If you include Bill Berkson, as NYP II does, you can hardly argue the absence of others on the constraints of space. Berkson’s a wonderful poet, but he’s lived in the San Francisco Bay Area for 30 freaking years. Clark Coolidge, another of NYP II's eleven contributors, hasn’t lived in New York City for a day in the 36 years I’ve known him. So it’s an aesthetic argument that’s being made there. But because it’s an argument by exclusion, I don’t think it’s terribly effective. I have some of the same problems with NYPII that I did with Poems for the Millennium, vol. 2, which makes a similar claim (in its case, that Fluxus was the central post-WW2 literary movement) without openly owning it.

So I find The Sienese Shredder – a name worth exploring some other day – a really valuable contribution, since this would seem to be something of the same argument as NYP II made positively, on the best possible terms. I don’t think there can be any question that it’s a serious argument, tho one could argue its key tenets, at least as manifested here, rather endlessly:

that the visual arts are central in the ensemble of aesthetic practices

that art dealers need to be acknowledged as serious art thinkers

that a New York School (even if it’s not called that anymore) continues to exist & be vital, and that it’s defined by its relation to painting

that the role of St. Marks (&, implicitly, the whole “post-Ted thing”) has been overstated

It’s very interesting to look at The Sienese-Shredder in contrast, say, to Vanitas, which likewise intersects the painting-poetry axis that has existed in New York since at least the end of World War 2. Unlike The Sienese-Shredder, Vanitas is more open (and various) in its aesthetic arguments, providing not one but three manifestos at the start of its first issue.

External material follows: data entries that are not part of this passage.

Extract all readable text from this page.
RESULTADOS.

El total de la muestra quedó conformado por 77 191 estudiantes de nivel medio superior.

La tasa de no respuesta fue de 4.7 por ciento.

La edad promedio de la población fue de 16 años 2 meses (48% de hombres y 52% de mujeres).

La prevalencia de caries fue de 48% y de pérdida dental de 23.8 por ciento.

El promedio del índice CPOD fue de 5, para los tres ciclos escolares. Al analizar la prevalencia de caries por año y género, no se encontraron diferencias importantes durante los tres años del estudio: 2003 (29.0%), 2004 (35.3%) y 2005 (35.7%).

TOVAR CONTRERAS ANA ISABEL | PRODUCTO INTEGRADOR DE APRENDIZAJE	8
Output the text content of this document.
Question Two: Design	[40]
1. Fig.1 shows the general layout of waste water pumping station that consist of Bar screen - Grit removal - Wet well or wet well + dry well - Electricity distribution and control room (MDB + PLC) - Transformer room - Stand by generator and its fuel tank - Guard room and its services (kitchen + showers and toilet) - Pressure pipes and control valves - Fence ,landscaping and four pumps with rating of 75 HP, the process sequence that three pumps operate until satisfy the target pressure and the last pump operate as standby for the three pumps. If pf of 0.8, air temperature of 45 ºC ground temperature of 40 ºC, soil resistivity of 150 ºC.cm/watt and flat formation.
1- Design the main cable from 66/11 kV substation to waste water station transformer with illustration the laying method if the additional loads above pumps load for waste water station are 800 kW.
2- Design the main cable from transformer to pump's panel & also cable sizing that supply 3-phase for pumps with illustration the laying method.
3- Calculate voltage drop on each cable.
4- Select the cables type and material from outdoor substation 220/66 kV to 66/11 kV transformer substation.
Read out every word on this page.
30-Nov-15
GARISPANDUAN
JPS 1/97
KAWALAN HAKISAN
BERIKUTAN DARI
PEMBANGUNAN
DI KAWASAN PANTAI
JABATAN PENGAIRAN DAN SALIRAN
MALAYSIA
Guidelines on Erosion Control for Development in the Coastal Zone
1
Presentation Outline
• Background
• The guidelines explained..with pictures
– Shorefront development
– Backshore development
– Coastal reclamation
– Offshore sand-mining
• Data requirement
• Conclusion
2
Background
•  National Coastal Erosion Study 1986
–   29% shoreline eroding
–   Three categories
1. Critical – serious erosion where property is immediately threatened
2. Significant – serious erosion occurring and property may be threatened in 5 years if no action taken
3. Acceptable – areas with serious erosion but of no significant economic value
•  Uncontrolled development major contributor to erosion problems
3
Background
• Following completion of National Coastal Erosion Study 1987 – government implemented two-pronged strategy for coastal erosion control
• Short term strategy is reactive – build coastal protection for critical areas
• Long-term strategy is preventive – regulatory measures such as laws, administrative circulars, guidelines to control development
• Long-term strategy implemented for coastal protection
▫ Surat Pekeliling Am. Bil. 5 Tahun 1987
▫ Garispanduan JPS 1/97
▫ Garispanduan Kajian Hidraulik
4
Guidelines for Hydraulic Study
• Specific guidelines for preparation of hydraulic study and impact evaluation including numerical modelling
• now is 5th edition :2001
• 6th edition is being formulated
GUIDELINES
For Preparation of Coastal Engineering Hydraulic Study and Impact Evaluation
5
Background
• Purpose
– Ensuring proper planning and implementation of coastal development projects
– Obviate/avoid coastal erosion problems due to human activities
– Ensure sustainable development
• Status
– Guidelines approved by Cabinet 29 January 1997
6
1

As for the Shredder, the absence of a manifesto is an interesting move here, consistent with Gen 1 NY School practices, in which manifestos are abjured because one talks seriously about poetry by talking about painting – a sort of code. It also, I suppose, makes it harder for those outside the definition to argue back, for fear that they might sound too shrill or earnest. And it’s not that Winkfield & Brown outright exclude other perspectives – there’s Corbett, Jess, even Fagin in that light – but there is a demotic voice one can find at St. Marks that is largely missing in Sienese Shredder. And, given its stated policy of “submissions by invitation only,” that almost seems to be the point.

To purchase The Sienese-Shredder, send an email to info@sienese-shredder.com.

 

¹ Not to be confused with the novelist John, whose friends all call him Jack also.

² Alan Frederick Shockley, not to be confused with the didgeridoo maestro Allen Shockley.